As I’m sure many of you – my faithful, not-so-faithful and accidental readers – have no doubt realised, my race to complete the Wrong Way Round account of my cycle tour of Hokkaido became a way of avoiding the kind of topics a proper J-blogger is supposed to write about: eg. whale burgers, penis shrines, used underwear vending machines and so on. I did my best to make Wrong Way Round more than just a straight travelogue, and to include content that is relevant to everyday life in Japan – the kind of thing that English-reading expats and non-expats alike might want to read – but where I used see something that made me think, ‘Hey, that would make a good blog entry!’ almost every day, recently I have been doing so less and less. Or rather, I still think, ‘Hey, that would make a good blog entry!’ almost every day, but never get round to writing the entry.
You might even say that I’m jaded, but to be honest, part of the reason for my lack of motivation has been a lack of feedback, and of any sense that more than four or five people in the known universe are bothering to read what I bother to write. This of course is an insult to the ‘lurkers’ – ie. those people who probably read everything I post here, but for whatever reason have never felt the need to comment on it.

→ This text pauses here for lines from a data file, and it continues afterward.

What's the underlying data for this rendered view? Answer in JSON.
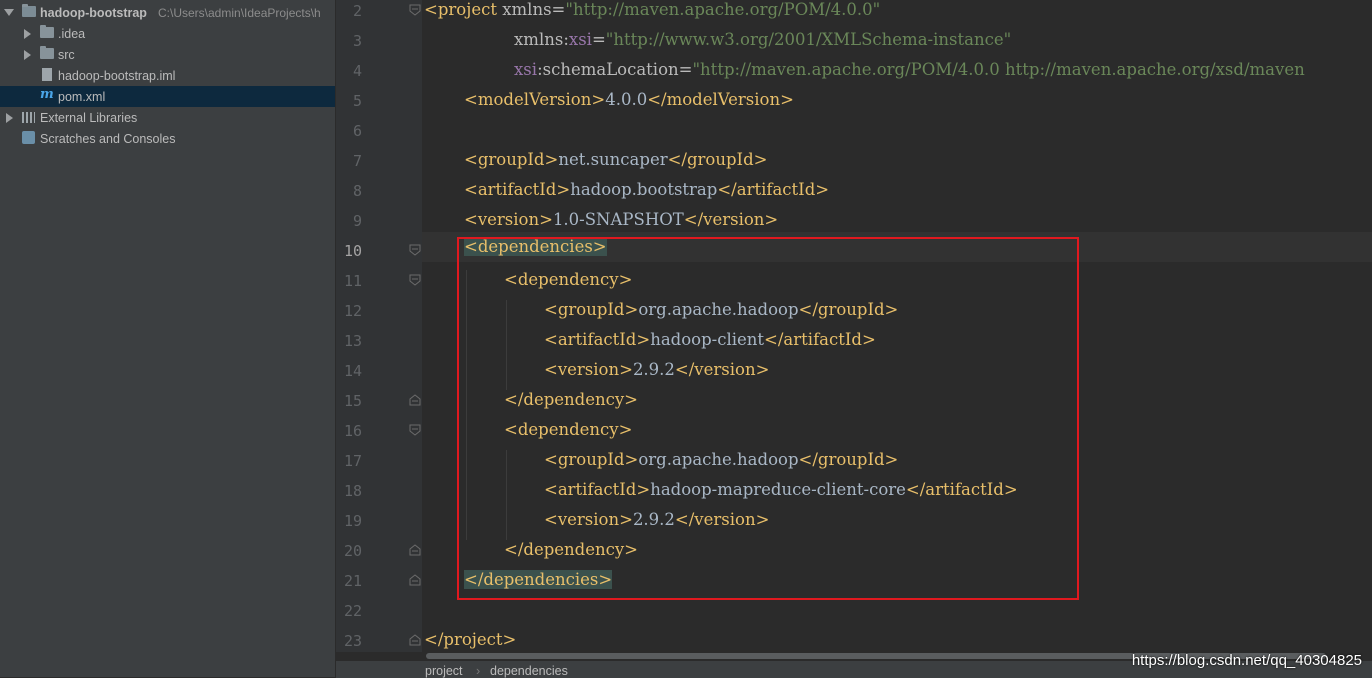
{
  "project_tree": {
    "root": {
      "name": "hadoop-bootstrap",
      "path": "C:\\Users\\admin\\IdeaProjects\\h"
    },
    "items": [
      {
        "label": ".idea",
        "icon": "folder-icon"
      },
      {
        "label": "src",
        "icon": "folder-icon"
      },
      {
        "label": "hadoop-bootstrap.iml",
        "icon": "iml-file-icon"
      },
      {
        "label": "pom.xml",
        "icon": "maven-icon",
        "selected": true
      }
    ],
    "external_libraries": "External Libraries",
    "scratches": "Scratches and Consoles"
  },
  "editor": {
    "line_numbers": [
      "2",
      "3",
      "4",
      "5",
      "6",
      "7",
      "8",
      "9",
      "10",
      "11",
      "12",
      "13",
      "14",
      "15",
      "16",
      "17",
      "18",
      "19",
      "20",
      "21",
      "22",
      "23"
    ],
    "current_line": "10",
    "code": {
      "l2": {
        "open": "<project",
        "attr": " xmlns=",
        "val": "\"http://maven.apache.org/POM/4.0.0\""
      },
      "l3": {
        "attr": "xmlns:",
        "ns": "xsi",
        "eq": "=",
        "val": "\"http://www.w3.org/2001/XMLSchema-instance\""
      },
      "l4": {
        "ns": "xsi",
        "attr": ":schemaLocation=",
        "val": "\"http://maven.apache.org/POM/4.0.0 http://maven.apache.org/xsd/maven"
      },
      "l5": {
        "open": "<modelVersion>",
        "text": "4.0.0",
        "close": "</modelVersion>"
      },
      "l7": {
        "open": "<groupId>",
        "text": "net.suncaper",
        "close": "</groupId>"
      },
      "l8": {
        "open": "<artifactId>",
        "text": "hadoop.bootstrap",
        "close": "</artifactId>"
      },
      "l9": {
        "open": "<version>",
        "text": "1.0-SNAPSHOT",
        "close": "</version>"
      },
      "l10": {
        "open": "<dependencies>"
      },
      "l11": {
        "open": "<dependency>"
      },
      "l12": {
        "open": "<groupId>",
        "text": "org.apache.hadoop",
        "close": "</groupId>"
      },
      "l13": {
        "open": "<artifactId>",
        "text": "hadoop-client",
        "close": "</artifactId>"
      },
      "l14": {
        "open": "<version>",
        "text": "2.9.2",
        "close": "</version>"
      },
      "l15": {
        "close": "</dependency>"
      },
      "l16": {
        "open": "<dependency>"
      },
      "l17": {
        "open": "<groupId>",
        "text": "org.apache.hadoop",
        "close": "</groupId>"
      },
      "l18": {
        "open": "<artifactId>",
        "text": "hadoop-mapreduce-client-core",
        "close": "</artifactId>"
      },
      "l19": {
        "open": "<version>",
        "text": "2.9.2",
        "close": "</version>"
      },
      "l20": {
        "close": "</dependency>"
      },
      "l21": {
        "close": "</dependencies>"
      },
      "l23": {
        "close": "</project>"
      }
    }
  },
  "breadcrumb": {
    "items": [
      "project",
      "dependencies"
    ],
    "separator": "›"
  },
  "watermark": "https://blog.csdn.net/qq_40304825",
  "colors": {
    "tag": "#e8bf6a",
    "value": "#6a8759",
    "namespace": "#9876aa",
    "highlight_box": "#e0191f"
  }
}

Furthermore, the irony is that I too am a lurker, and hardly ever comment on the blogs I read, thus leaving little evidence that I hit on them the first place.
Speaking of hits, incidentally, my stats tell me that I am getting hundreds – on average two or three hundred, and occasionally close to a thousand – per day, and while a certain number of these are proper readers, the vast majority, I have come to suspect, are people who have done Google searches along the lines of ‘hot Japanese chicks’, ‘repairing punctures’ or ‘hot Japanese chicks repairing punctures’. Weebly, the frankly useless hosting service that I use as a vehicle for Muzuhashi (even after three and a half years, I still have to delete and re-insert my blog archives list at the beginning of every month because it has failed to update automatically), doesn’t allow me to view my search terms – ie. what people typed into Google that in turn led them to me – without paying them a monthly fee, and frankly, they don’t deserve a monthly fee. By way of illustration, though, in another one of my stabs at virtual stardom, I once produced a podcast with some friends of mine, and after some initial euphoria at the fact we were getting 10,000 hits a month, a closer look at our (free) WordPress stats told us this was almost entirely down to a picture of some cheerleaders we once copied and pasted onto the blog.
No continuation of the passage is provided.